Pourtant, quel point de départ plus simple que celui de Burnt Offerings ? Pour un loyer dérisoire Ben, Marian et leur fils David viennent passer l’été dans une maison de rêve, qui ressemble à ces vieilles demeures du temps de l’esclavage. La seule règle : aller chaque jour nourrir la mère des propriétaires, qui ne descend jamais. Marian, dès son arrivée, semble particulièrement à l’aise, comme si elle y avait déjà habité.

Burnt Offerings distille l’art de l’interrogation, du non-dit, montant en gradation vers l’inéluctable sans qu’on y prenne garde. Certes dès la première séquence une musique anxiogène provoque l’inquiétude autour d’un événement insignifiant : l’arrivée de la famille vers une imposante maison de type colonial, qui sera le théâtre d’étranges événements. Curtis installe une ambiance un peu banale, presque téléfilmesque, la manière de voir défiler le générique rappelant presque celle de séries américaines de l’époque à la Dallas (Curtis est essentiellement un réalisateur télé). Rapidement les éléments de dérèglement, de contamination troublent le réel, à commencer par ces teintes ouatées qui plus qu’imposer une esthétique floutée et diaphane, donne la sensation d’un brouillard permanent, d’une buée posée sur le regard. Burnt Offerings cultive cette idée de voile appliqué devant nos yeux où le spectacle qui nous est donné a la teneur d’une normalité qui se déforme lentement jusqu’à la monstruosité. La terreur s’installe insidieusement, privilégiant les détails qui clochent, les incidents inexpliqués et autres accrocs au tissu du rationnel (des fleurs fanées qui refleurissent soudainement, une mystérieuse fuite de gaz ) qui aspirent dans l’inquiétante étrangeté sans nous plonger dans l’impossible.

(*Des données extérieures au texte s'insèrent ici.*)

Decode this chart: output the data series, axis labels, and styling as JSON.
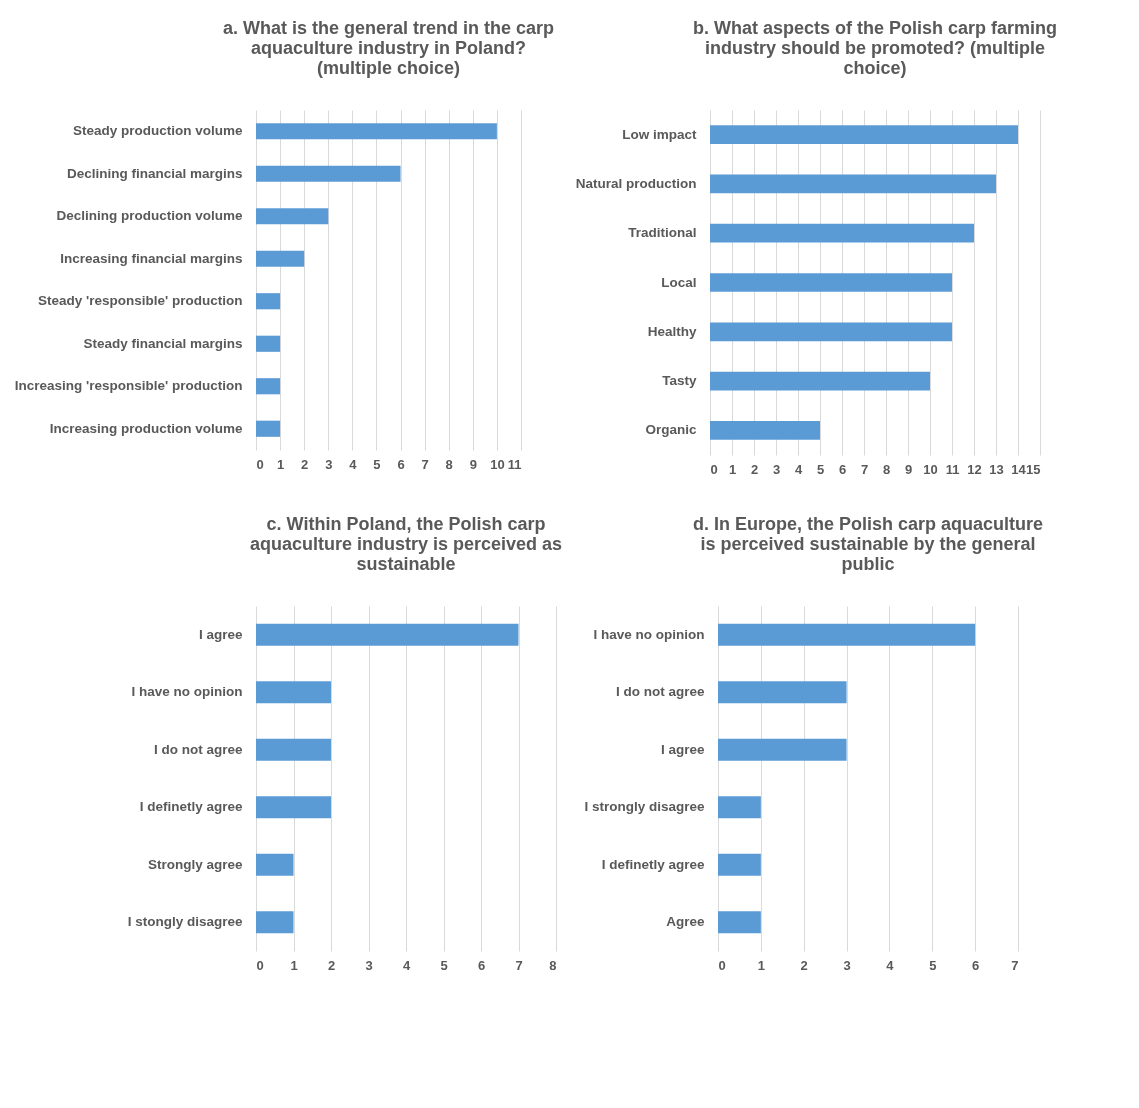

Si Burnt Offerings est un grand film de maison hantée, c’est qu’il n’en est pas un. Le monstre terrifiant, invisible, l’entité malfaisante, tel un dieu païen, est bien la maison elle-même qui vit, respire, avale ses habitants, les vampirise. Les indices sont en place d’emblée : photos à de multiples époques de la maison accrochés aux murs, comme un cycle toujours recommencé. Toujours intacte au fil des siècles. Les questions demeurent. Qui l’a construite ? Et si elle avait toujours existé ? Magnifique sensation d’un temps qui passe sur les êtres, les fait disparaître, tandis qu’éclate l’éternité du milieu naturel… et des choses. Les éléments ralliés d’habitude à l’homme telles les constructions ou les objets affirment ici leur immanence et leur dimension occulte. Curieusement la maison apparaît dans sa vie propre tel un végétal, en osmose avec les éléments qui la protège, la défende. Les arbres, les plantes et les tempêtes servent de muraille à ce lieu de culte… et de sacrifice.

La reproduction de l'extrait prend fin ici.